Lord Reed was willing to provide a provisional indication of the view which the court was likely to have on the matter when it was raised formally, subject to any points which might be raised by respondents to the petition or which might occur to the court itself.
The court process proceeded as envisaged at the preliminary meeting. The final hearing was "split" into two, with the scheme being sanctioned by the court four days before ScottishPower's share capital (which crucially included the shares issued to option holders) was cancelled by the court, so allowing the scheme to become fully effective.
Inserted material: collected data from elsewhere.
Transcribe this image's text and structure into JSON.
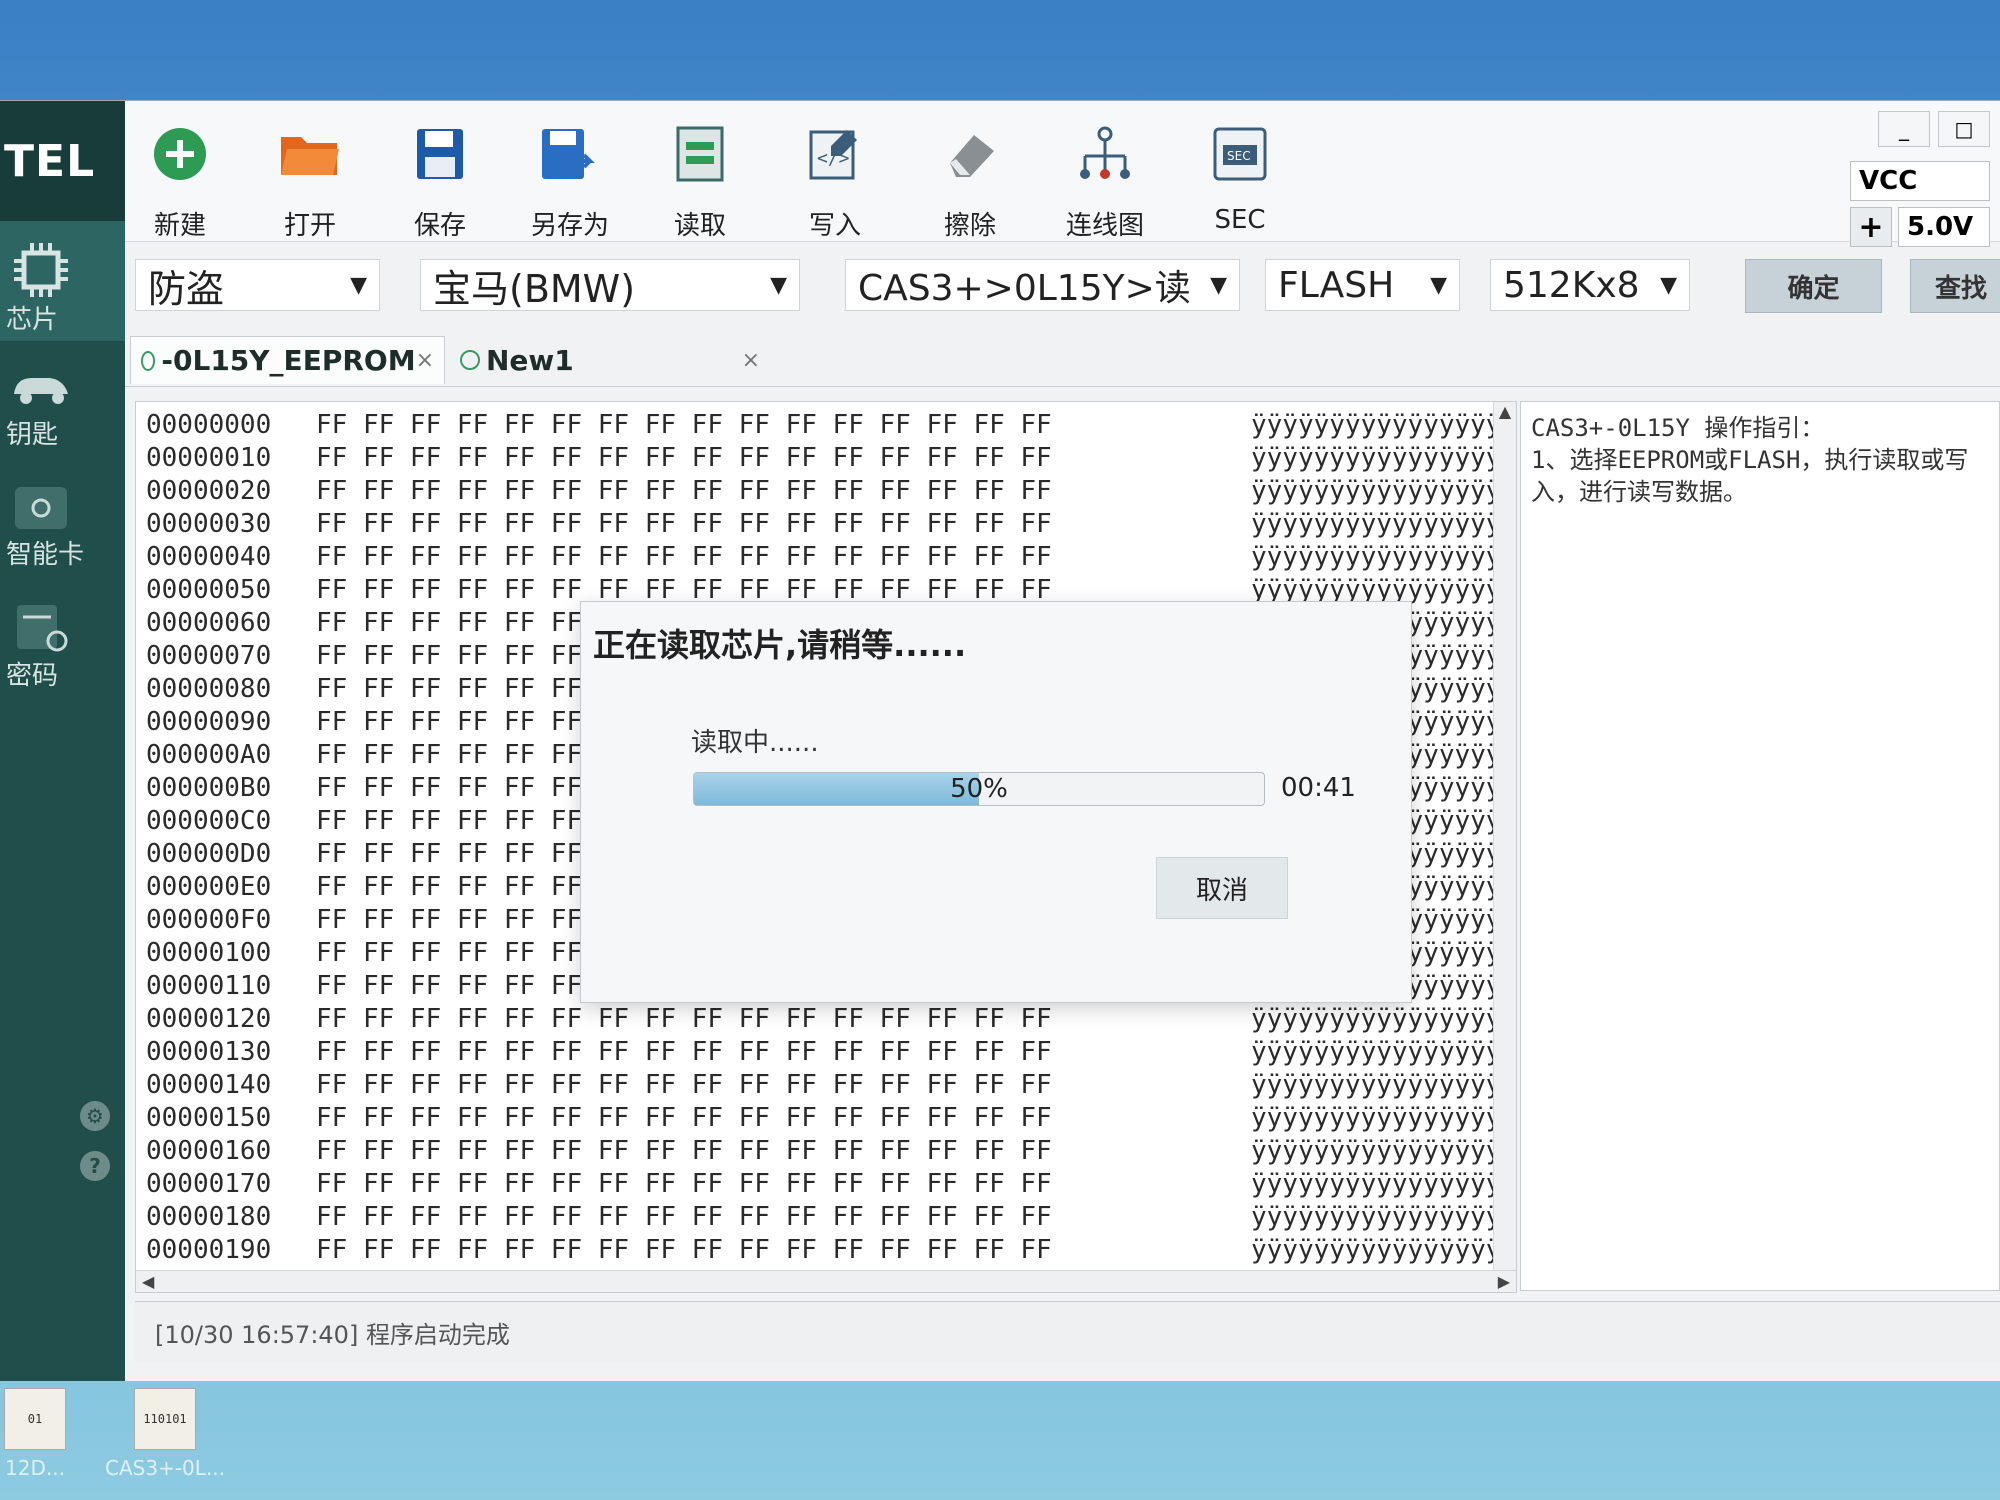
{
  "app": {
    "logo": "TEL"
  },
  "sidebar": {
    "items": [
      {
        "label": "芯片",
        "icon": "chip-icon"
      },
      {
        "label": "钥匙",
        "icon": "car-key-icon"
      },
      {
        "label": "智能卡",
        "icon": "smart-card-icon"
      },
      {
        "label": "密码",
        "icon": "password-icon"
      }
    ],
    "footer_icons": [
      "gear-icon",
      "home-icon",
      "help-icon",
      "info-icon"
    ]
  },
  "toolbar": {
    "buttons": [
      {
        "label": "新建",
        "icon": "new-icon"
      },
      {
        "label": "打开",
        "icon": "folder-icon"
      },
      {
        "label": "保存",
        "icon": "save-icon"
      },
      {
        "label": "另存为",
        "icon": "save-as-icon"
      },
      {
        "label": "读取",
        "icon": "read-icon"
      },
      {
        "label": "写入",
        "icon": "write-icon"
      },
      {
        "label": "擦除",
        "icon": "eraser-icon"
      },
      {
        "label": "连线图",
        "icon": "wiring-icon"
      },
      {
        "label": "SEC",
        "icon": "sec-icon"
      }
    ],
    "vcc": {
      "label": "VCC",
      "plus": "+",
      "value": "5.0V"
    },
    "window_controls": [
      "_",
      "□"
    ]
  },
  "selectors": {
    "category": "防盗",
    "brand": "宝马(BMW)",
    "module": "CAS3+>0L15Y>读",
    "memory": "FLASH",
    "size": "512Kx8",
    "confirm": "确定",
    "search": "查找"
  },
  "tabs": [
    {
      "label": "-0L15Y_EEPROM",
      "close": "×"
    },
    {
      "label": "New1",
      "close": "×"
    }
  ],
  "hex": {
    "rows": [
      {
        "addr": "00000000",
        "bytes": "FF FF FF FF FF FF FF FF FF FF FF FF FF FF FF FF",
        "ascii": "ÿÿÿÿÿÿÿÿÿÿÿÿÿÿÿÿ"
      },
      {
        "addr": "00000010",
        "bytes": "FF FF FF FF FF FF FF FF FF FF FF FF FF FF FF FF",
        "ascii": "ÿÿÿÿÿÿÿÿÿÿÿÿÿÿÿÿ"
      },
      {
        "addr": "00000020",
        "bytes": "FF FF FF FF FF FF FF FF FF FF FF FF FF FF FF FF",
        "ascii": "ÿÿÿÿÿÿÿÿÿÿÿÿÿÿÿÿ"
      },
      {
        "addr": "00000030",
        "bytes": "FF FF FF FF FF FF FF FF FF FF FF FF FF FF FF FF",
        "ascii": "ÿÿÿÿÿÿÿÿÿÿÿÿÿÿÿÿ"
      },
      {
        "addr": "00000040",
        "bytes": "FF FF FF FF FF FF FF FF FF FF FF FF FF FF FF FF",
        "ascii": "ÿÿÿÿÿÿÿÿÿÿÿÿÿÿÿÿ"
      },
      {
        "addr": "00000050",
        "bytes": "FF FF FF FF FF FF FF FF FF FF FF FF FF FF FF FF",
        "ascii": "ÿÿÿÿÿÿÿÿÿÿÿÿÿÿÿÿ"
      },
      {
        "addr": "00000060",
        "bytes": "FF FF FF FF FF FF FF FF FF FF FF FF FF FF FF FF",
        "ascii": "ÿÿÿÿÿÿÿÿÿÿÿÿÿÿÿÿ"
      },
      {
        "addr": "00000070",
        "bytes": "FF FF FF FF FF FF FF FF FF FF FF FF FF FF FF FF",
        "ascii": "ÿÿÿÿÿÿÿÿÿÿÿÿÿÿÿÿ"
      },
      {
        "addr": "00000080",
        "bytes": "FF FF FF FF FF FF FF FF FF FF FF FF FF FF FF FF",
        "ascii": "ÿÿÿÿÿÿÿÿÿÿÿÿÿÿÿÿ"
      },
      {
        "addr": "00000090",
        "bytes": "FF FF FF FF FF FF FF FF FF FF FF FF FF FF FF FF",
        "ascii": "ÿÿÿÿÿÿÿÿÿÿÿÿÿÿÿÿ"
      },
      {
        "addr": "000000A0",
        "bytes": "FF FF FF FF FF FF FF FF FF FF FF FF FF FF FF FF",
        "ascii": "ÿÿÿÿÿÿÿÿÿÿÿÿÿÿÿÿ"
      },
      {
        "addr": "000000B0",
        "bytes": "FF FF FF FF FF FF FF FF FF FF FF FF FF FF FF FF",
        "ascii": "ÿÿÿÿÿÿÿÿÿÿÿÿÿÿÿÿ"
      },
      {
        "addr": "000000C0",
        "bytes": "FF FF FF FF FF FF FF FF FF FF FF FF FF FF FF FF",
        "ascii": "ÿÿÿÿÿÿÿÿÿÿÿÿÿÿÿÿ"
      },
      {
        "addr": "000000D0",
        "bytes": "FF FF FF FF FF FF FF FF FF FF FF FF FF FF FF FF",
        "ascii": "ÿÿÿÿÿÿÿÿÿÿÿÿÿÿÿÿ"
      },
      {
        "addr": "000000E0",
        "bytes": "FF FF FF FF FF FF FF FF FF FF FF FF FF FF FF FF",
        "ascii": "ÿÿÿÿÿÿÿÿÿÿÿÿÿÿÿÿ"
      },
      {
        "addr": "000000F0",
        "bytes": "FF FF FF FF FF FF FF FF FF FF FF FF FF FF FF FF",
        "ascii": "ÿÿÿÿÿÿÿÿÿÿÿÿÿÿÿÿ"
      },
      {
        "addr": "00000100",
        "bytes": "FF FF FF FF FF FF FF FF FF FF FF FF FF FF FF FF",
        "ascii": "ÿÿÿÿÿÿÿÿÿÿÿÿÿÿÿÿ"
      },
      {
        "addr": "00000110",
        "bytes": "FF FF FF FF FF FF FF FF FF FF FF FF FF FF FF FF",
        "ascii": "ÿÿÿÿÿÿÿÿÿÿÿÿÿÿÿÿ"
      },
      {
        "addr": "00000120",
        "bytes": "FF FF FF FF FF FF FF FF FF FF FF FF FF FF FF FF",
        "ascii": "ÿÿÿÿÿÿÿÿÿÿÿÿÿÿÿÿ"
      },
      {
        "addr": "00000130",
        "bytes": "FF FF FF FF FF FF FF FF FF FF FF FF FF FF FF FF",
        "ascii": "ÿÿÿÿÿÿÿÿÿÿÿÿÿÿÿÿ"
      },
      {
        "addr": "00000140",
        "bytes": "FF FF FF FF FF FF FF FF FF FF FF FF FF FF FF FF",
        "ascii": "ÿÿÿÿÿÿÿÿÿÿÿÿÿÿÿÿ"
      },
      {
        "addr": "00000150",
        "bytes": "FF FF FF FF FF FF FF FF FF FF FF FF FF FF FF FF",
        "ascii": "ÿÿÿÿÿÿÿÿÿÿÿÿÿÿÿÿ"
      },
      {
        "addr": "00000160",
        "bytes": "FF FF FF FF FF FF FF FF FF FF FF FF FF FF FF FF",
        "ascii": "ÿÿÿÿÿÿÿÿÿÿÿÿÿÿÿÿ"
      },
      {
        "addr": "00000170",
        "bytes": "FF FF FF FF FF FF FF FF FF FF FF FF FF FF FF FF",
        "ascii": "ÿÿÿÿÿÿÿÿÿÿÿÿÿÿÿÿ"
      },
      {
        "addr": "00000180",
        "bytes": "FF FF FF FF FF FF FF FF FF FF FF FF FF FF FF FF",
        "ascii": "ÿÿÿÿÿÿÿÿÿÿÿÿÿÿÿÿ"
      },
      {
        "addr": "00000190",
        "bytes": "FF FF FF FF FF FF FF FF FF FF FF FF FF FF FF FF",
        "ascii": "ÿÿÿÿÿÿÿÿÿÿÿÿÿÿÿÿ"
      }
    ]
  },
  "guide": {
    "title": "CAS3+-0L15Y 操作指引：",
    "text": "1、选择EEPROM或FLASH，执行读取或写入，进行读写数据。"
  },
  "status": {
    "log": "[10/30 16:57:40] 程序启动完成"
  },
  "dialog": {
    "title": "正在读取芯片,请稍等......",
    "subtitle": "读取中......",
    "progress": 0.5,
    "progress_text": "50%",
    "time": "00:41",
    "cancel": "取消"
  },
  "desktop": {
    "icons": [
      {
        "label": "12D..."
      },
      {
        "label": "CAS3+-0L..."
      }
    ]
  }
}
In addition to the above a high level of co-ordination and co-operation between advisers and the court permitted notice periods to be shortened and court diaries organised to ensure that the exposure of ScottishPower shareholders to fluctuations in the Iberdrola share price was minimised so far as possible in the period following the shareholder meetings and achieve a listing of the Iberdrola shares prior to the first week in May which included various holidays in Spain.
The approachability of the court, its flexibility in dealing with the issues and its willingness to modify its procedures to the benefit of the stakeholders was highly beneficial in the ScottishPower takeover. Lord Reed indicated at the final hearings that the court had found the early engagement with it by the parties to be useful and was something to be encouraged in the future, albeit that not every scheme would involve such innovations to the court’s existing procedures as the ScottishPower one did.
Paul Hally is a partner specialising in corporate finance with UK law firm Shepherd and Wedderburn.